Along shedrows from Laurel to Gulf-stream Park in Florida to Santa Anita Park in California, the rivalries among grooms are often keen. Most grooms rub three horses apiece, four at times, and each animal becomes an extension of the groom's life. So, in turn, the horses are a source of enormous, chest-thumping pride for those who care for them.
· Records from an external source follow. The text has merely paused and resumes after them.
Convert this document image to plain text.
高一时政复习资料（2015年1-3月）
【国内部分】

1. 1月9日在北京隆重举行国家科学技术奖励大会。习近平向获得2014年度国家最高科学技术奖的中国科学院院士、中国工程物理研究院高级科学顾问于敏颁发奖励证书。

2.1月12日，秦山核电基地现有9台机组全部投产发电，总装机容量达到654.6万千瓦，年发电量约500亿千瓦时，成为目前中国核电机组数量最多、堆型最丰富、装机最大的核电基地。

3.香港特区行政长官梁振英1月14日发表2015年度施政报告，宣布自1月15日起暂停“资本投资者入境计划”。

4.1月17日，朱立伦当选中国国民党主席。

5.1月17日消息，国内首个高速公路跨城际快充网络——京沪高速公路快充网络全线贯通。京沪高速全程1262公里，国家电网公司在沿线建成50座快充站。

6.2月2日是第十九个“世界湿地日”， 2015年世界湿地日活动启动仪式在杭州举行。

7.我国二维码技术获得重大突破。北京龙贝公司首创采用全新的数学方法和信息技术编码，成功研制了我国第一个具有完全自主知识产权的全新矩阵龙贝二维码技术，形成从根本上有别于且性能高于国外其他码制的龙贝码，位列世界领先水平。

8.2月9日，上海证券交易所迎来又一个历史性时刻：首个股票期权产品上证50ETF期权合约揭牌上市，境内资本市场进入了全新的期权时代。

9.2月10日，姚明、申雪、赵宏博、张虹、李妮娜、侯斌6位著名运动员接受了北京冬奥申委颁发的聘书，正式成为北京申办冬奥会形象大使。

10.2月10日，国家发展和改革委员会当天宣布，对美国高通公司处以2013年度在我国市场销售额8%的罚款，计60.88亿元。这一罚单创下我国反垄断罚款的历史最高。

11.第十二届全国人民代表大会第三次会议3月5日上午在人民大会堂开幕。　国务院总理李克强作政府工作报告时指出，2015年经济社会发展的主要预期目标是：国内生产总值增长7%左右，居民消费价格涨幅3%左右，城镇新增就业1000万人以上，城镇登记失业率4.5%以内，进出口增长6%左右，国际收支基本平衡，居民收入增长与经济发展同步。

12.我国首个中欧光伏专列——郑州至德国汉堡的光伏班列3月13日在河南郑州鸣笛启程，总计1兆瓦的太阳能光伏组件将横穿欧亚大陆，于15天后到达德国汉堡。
Two days before the Congressional, in the stable area, Stubbs passed astern of Jim Spears, the groom of Reputed Testamony, a 6-1 shot in the race, and Spears hollered: "I'm gonna kick your butt on Saturday!"
"You ain't got a chance!" Stubbs yelled back.
The next day, with ice coating the branches of trees and with snow gusting, groom Willie Kee was sitting in a small room in the detention barn on the backstretch, watching the races with other stable hands, including Sauni Jones, a hotwalker from Chas' Whim's barn. "Well, I'm gonna win the Congressional tomorrow," Kee announced loudly. "I'll be laughin' at 'em all in the winner's circle." Kee was the groom of Learned Jake, who had placed in his last two starts at Laurel, both stakes.
"I got the fittest horse, and the race is set up for me," crowed Kee. "If the track don't dry out, they'll all seven start, and there's plenty of speed, and I come from off the pace."